Ambassador of the Soviet Union to Nigeria
- In office 8 October 1985 – 23 March 1990
- Preceded by: Vladimir Snegiryov [ru]
- Succeeded by: Oleg Bocharov

Personal details
- Born: 8 September 1930
- Died: 25 February 2020 (aged 89)
- Alma mater: Moscow State Institute of International Relations
- Awards: Order of Friendship of Peoples Jubilee Medal "In Commemoration of the 100th Anniversary of the Birth of Vladimir Ilyich Lenin" Medal "Veteran of Labour"

= Yuri Kuplyakov =

Soviet diplomat (1930–2020)

Yuri Viktorovich Kuplyakov (Юрий Викторович Купляков, 8 September 1930 – 25 February 2020) was a Soviet diplomat. He served in various embassies over a career spanning 35 years, culminating in the position of Ambassador of the Soviet Union to Nigeria between 1985 and 1990.

==Career==
Kuplyakov was born on 8 September 1930, and attended the Moscow State Institute of International Relations. Graduating in 1955, he began a 35-year long career in the Soviet diplomatic service. His initial service was in the Middle East, serving in the Soviet embassies in Israel and Iraq, after which he was sent to North America as counsellor in the Soviet embassy in Mexico. He also spent time working in African countries, in the embassies in Uganda and Ethiopia. His posting to the newly opened embassy in Uganda was a significant milestone. The first Soviet ambassador to the country, Dmitry Safonov, recalled "[After establishing the embassy] it was possible to take up visits to Ugandan officials and ambassadors of other countries — and by that time there had already been about two dozen of them, counting charge d'affaires — which I did, accompanied by the second secretary of the embassy, Yuri Viktorovich Kuplyakov, who had already managed to settle down in a couple of weeks in Uganda, so much that in my eyes he looked like an old-timer - he seemed to know everything here and willingly shared this knowledge with me." Kuplyakov's African career culminated in the position of Soviet ambassador to Nigeria between 1985 and 23 March 1990.

Kuplyakov's service abroad was interspersed with positions in the Central Office of the Ministry of Foreign Affairs, initially in the Middle Eastern department, then the second European department, and finally the third African department.
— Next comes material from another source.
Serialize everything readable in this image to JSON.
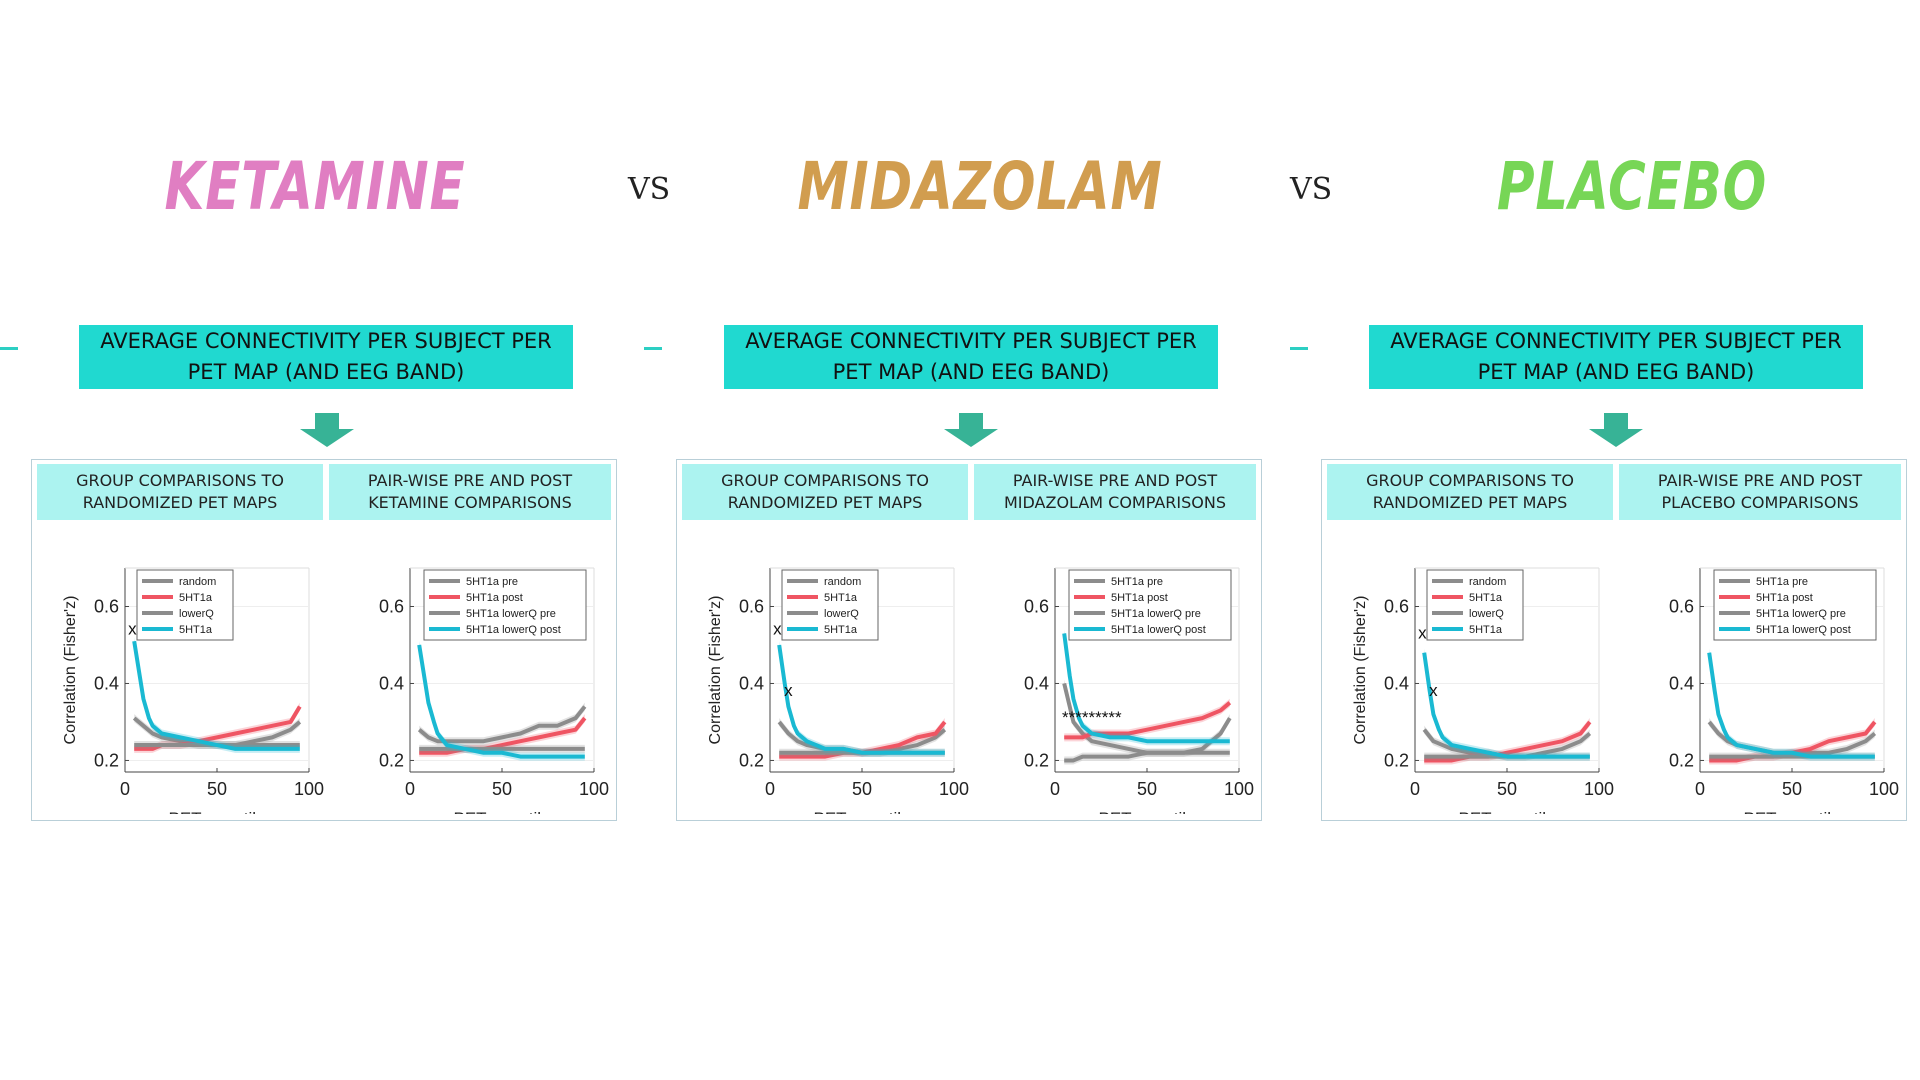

After completing his ambassadorship in 1990, Kuplyakov returned once more to the Central Office, and worked in the Ministry's Office for Union Republics, which became the Department of Commonwealth of Independent States of the Ministry of Foreign Affairs of the Russian Federation after the dissolution of the Soviet Union.

Kuplyakov received a number of awards over his career, including the Order of Friendship of Peoples, Jubilee Medal "In Commemoration of the 100th Anniversary of the Birth of Vladimir Ilyich Lenin" the Medal "Veteran of Labour", and the Certificate of Honour of the Presidium of the Supreme Soviet of the Russian Soviet Federative Socialist Republic. Kuplyakov died on 25 February 2020 at the age of 89. The Russian Ministry of Foreign Affairs offered its condolences, describing Kuplyakov as "a talented diplomat who devoted his whole life to the service of the Motherland and its national interests [who] has always been distinguished by high professionalism, a versatile and wide range of knowledge, hard work, and an attentive attitude to colleagues and subordinates."